April 7, 2025 – Nairobi, Kenya — The Central Bank of Kenya (CBK) is expected to hold its benchmark interest rate steady at 10.75% during its upcoming Monetary Policy Committee (MPC) meeting on April 8. The decision comes as the Bank continues to walk a tightrope between stimulating economic growth and keeping inflation within manageable levels.

The current rate, set in February 2025 following a 50-basis-point cut, was aimed at boosting lending and reviving private sector credit flow in the face of economic headwinds. Analysts, however, suggest that the CBK may consider further easing by May, potentially bringing the Central Bank Rate (CBR) down to 10.00% and possibly 9.50% by the third quarter of the year—if inflation remains under control.

Inflation Trends Within Target Range

Kenya’s inflation rate rose to 3.5% in February, up slightly from previous months, but still comfortably within the CBK’s preferred range of 2.5% to 7.5%. Despite the increase, policymakers view current inflationary pressures as manageable, particularly in comparison to neighboring economies experiencing higher rates of currency depreciation and food price volatility.

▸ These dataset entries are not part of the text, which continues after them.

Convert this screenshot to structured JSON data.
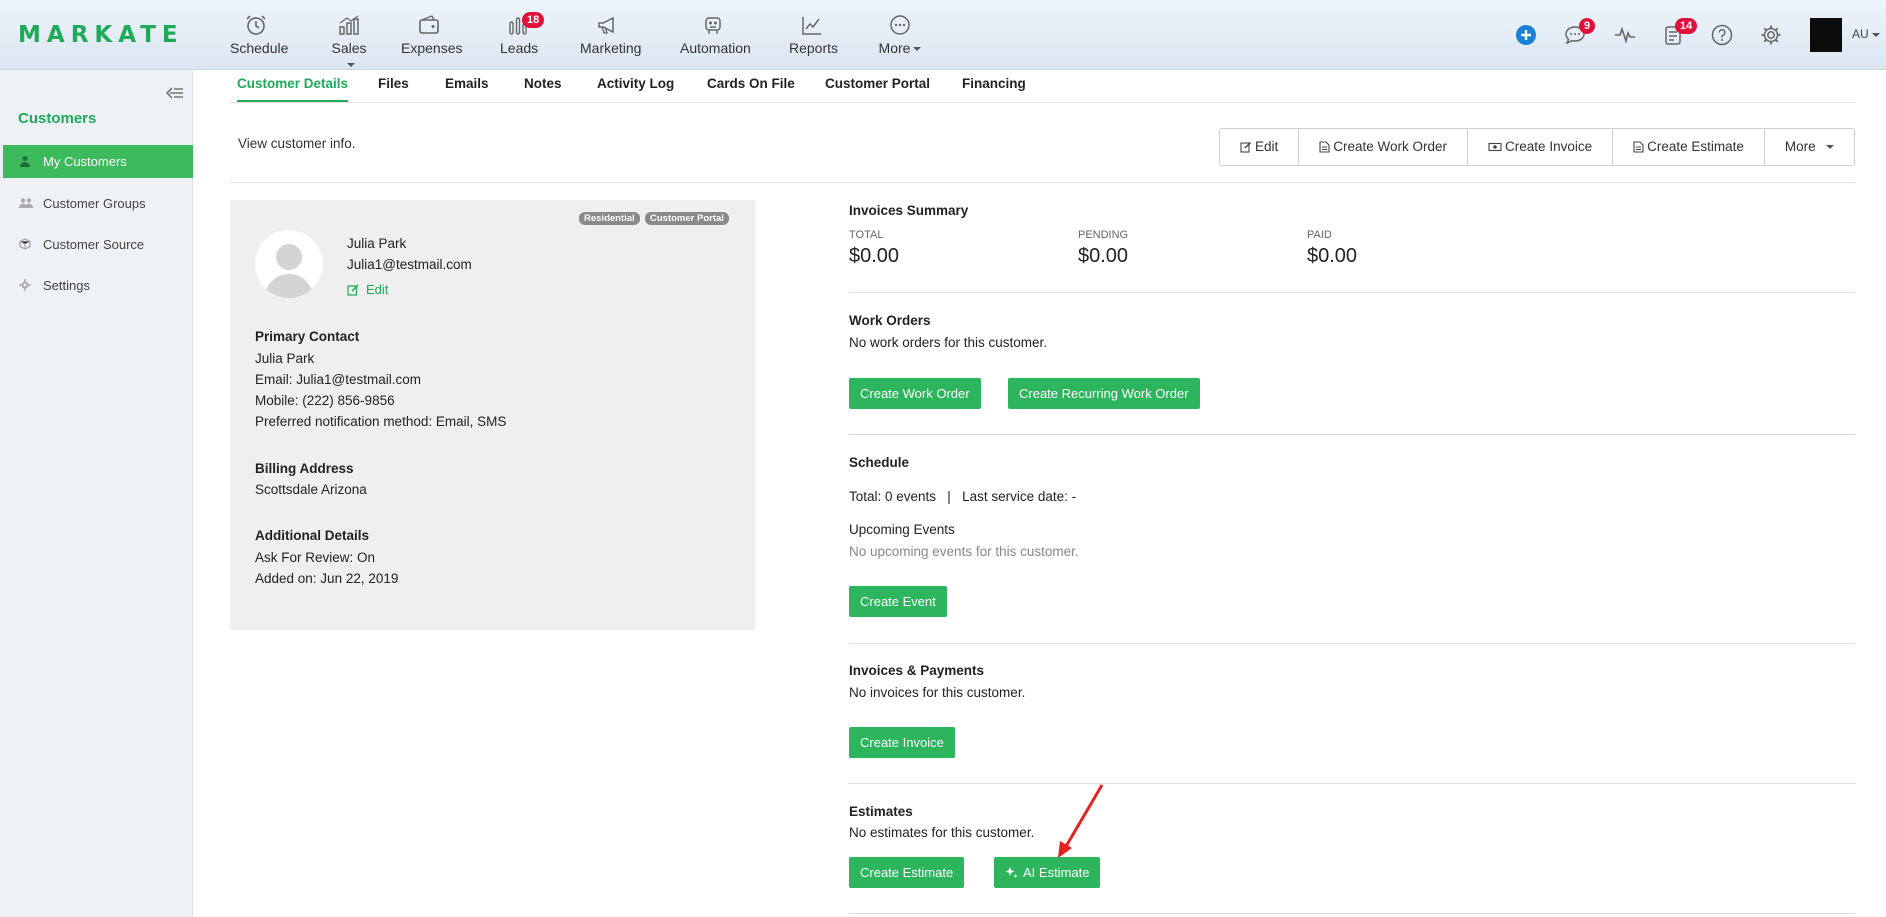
{
  "brand": {
    "logo": "MARKATE",
    "accent": "#1faa5a"
  },
  "nav": {
    "items": [
      {
        "label": "Schedule",
        "icon": "alarm-clock-icon"
      },
      {
        "label": "Sales",
        "icon": "sales-chart-icon",
        "dropdown": true
      },
      {
        "label": "Expenses",
        "icon": "wallet-icon"
      },
      {
        "label": "Leads",
        "icon": "leads-icon",
        "badge": "18"
      },
      {
        "label": "Marketing",
        "icon": "megaphone-icon"
      },
      {
        "label": "Automation",
        "icon": "robot-icon"
      },
      {
        "label": "Reports",
        "icon": "line-chart-icon"
      },
      {
        "label": "More",
        "icon": "more-dots-icon",
        "dropdown": true
      }
    ],
    "messages_badge": "9",
    "tasks_badge": "14",
    "user_initials": "AU"
  },
  "sidebar": {
    "title": "Customers",
    "items": [
      {
        "label": "My Customers",
        "active": true
      },
      {
        "label": "Customer Groups"
      },
      {
        "label": "Customer Source"
      },
      {
        "label": "Settings"
      }
    ]
  },
  "tabs": [
    "Customer Details",
    "Files",
    "Emails",
    "Notes",
    "Activity Log",
    "Cards On File",
    "Customer Portal",
    "Financing"
  ],
  "header": {
    "info": "View customer info.",
    "actions": [
      "Edit",
      "Create Work Order",
      "Create Invoice",
      "Create Estimate",
      "More"
    ]
  },
  "customer": {
    "tags": [
      "Residential",
      "Customer Portal"
    ],
    "name": "Julia Park",
    "email": "Julia1@testmail.com",
    "edit_label": "Edit",
    "primary_contact_heading": "Primary Contact",
    "contact_name": "Julia Park",
    "contact_email": "Email: Julia1@testmail.com",
    "contact_mobile": "Mobile: (222) 856-9856",
    "notification": "Preferred notification method: Email, SMS",
    "billing_heading": "Billing Address",
    "billing_address": "Scottsdale Arizona",
    "additional_heading": "Additional Details",
    "ask_review": "Ask For Review: On",
    "added_on": "Added on: Jun 22, 2019"
  },
  "invoices_summary": {
    "title": "Invoices Summary",
    "total_label": "TOTAL",
    "total": "$0.00",
    "pending_label": "PENDING",
    "pending": "$0.00",
    "paid_label": "PAID",
    "paid": "$0.00"
  },
  "work_orders": {
    "title": "Work Orders",
    "empty": "No work orders for this customer.",
    "create": "Create Work Order",
    "create_recurring": "Create Recurring Work Order"
  },
  "schedule": {
    "title": "Schedule",
    "summary": "Total: 0 events   |   Last service date: -",
    "upcoming_title": "Upcoming Events",
    "upcoming_empty": "No upcoming events for this customer.",
    "create": "Create Event"
  },
  "invoices_payments": {
    "title": "Invoices & Payments",
    "empty": "No invoices for this customer.",
    "create": "Create Invoice"
  },
  "estimates": {
    "title": "Estimates",
    "empty": "No estimates for this customer.",
    "create": "Create Estimate",
    "ai": "AI Estimate"
  }
}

“This cautious stance by the CBK reflects its intention to maintain price stability while not derailing the slow but steady economic recovery,” said Miriam Ndegwa, an economist with Capital Edge Advisory.

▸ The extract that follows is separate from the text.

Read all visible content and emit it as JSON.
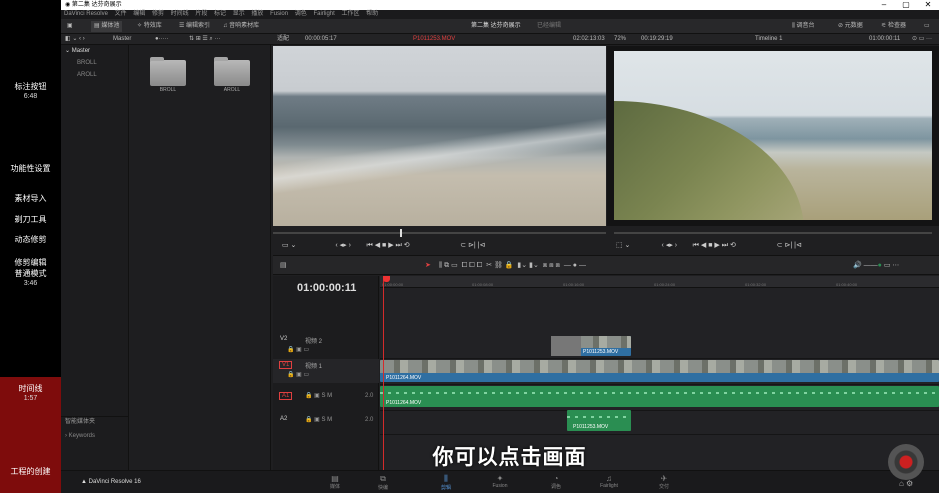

Regional Economic Pressures

The CBK’s decision also factors in wider regional dynamics. Across East Africa, central banks have faced growing pressure to balance inflation control with the need to support post-COVID economic growth and address lingering effects of global supply disruptions and climate-related agricultural challenges.

Kenya’s shilling has shown signs of stability in recent months, thanks in part to improved export earnings and diaspora remittances. A premature or aggressive rate cut could trigger capital outflows, something the CBK is keen to avoid.

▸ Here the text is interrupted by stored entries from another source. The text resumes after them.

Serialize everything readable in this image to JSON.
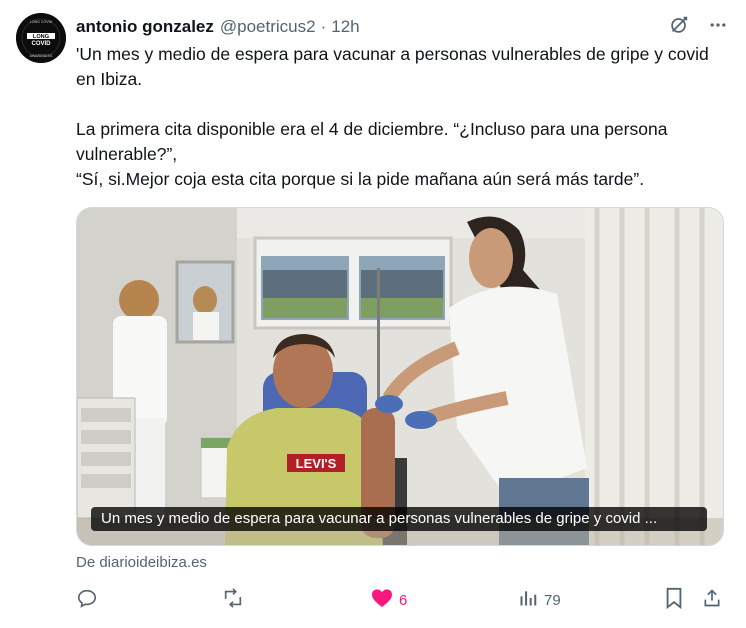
{
  "author": {
    "name": "antonio gonzalez",
    "handle": "@poetricus2",
    "separator": "·",
    "time": "12h",
    "avatar_text": "LONG COVID",
    "avatar_ring_text_top": "LONG COVID",
    "avatar_ring_text_bottom": "AWARENESS"
  },
  "tweet": {
    "line1": "'Un mes y medio de espera para vacunar a personas vulnerables de gripe y covid en Ibiza.",
    "line2": "La primera cita disponible era el 4 de diciembre. “¿Incluso para una persona vulnerable?”,",
    "line3": "“Sí, si.Mejor coja esta cita porque si la pide mañana aún será más tarde”."
  },
  "media": {
    "caption": "Un mes y medio de espera para vacunar a personas vulnerables de gripe y covid ...",
    "shirt_brand": "LEVI'S",
    "link_source": "De diarioideibiza.es"
  },
  "actions": {
    "reply_count": "",
    "repost_count": "",
    "like_count": "6",
    "views_count": "79",
    "like_color": "#f91880"
  },
  "icons": {
    "grok": "grok-icon",
    "more": "more-icon",
    "reply": "reply-icon",
    "repost": "repost-icon",
    "like": "heart-icon",
    "views": "views-icon",
    "bookmark": "bookmark-icon",
    "share": "share-icon"
  }
}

Outlook: Easing on the Horizon?

While the Bank is expected to hold rates steady for now, market watchers see room for gradual monetary easing as inflationary threats recede and economic activity strengthens.

“The signals are clear: if inflation stays on track and the currency remains stable, we’re likely to see a rate cut by May,” said Charles Wekesa, an investment strategist at Jubilee Wealth Partners. “But the CBK will move cautiously. They don’t want to loosen too quickly and risk undoing recent progress.”

For now, the focus remains on stability—with the CBK taking a deliberate, measured approach to its monetary policy toolkit. The April MPC meeting will provide more insight into how the Bank plans to balance its dual mandates of price stability and economic growth in 2025.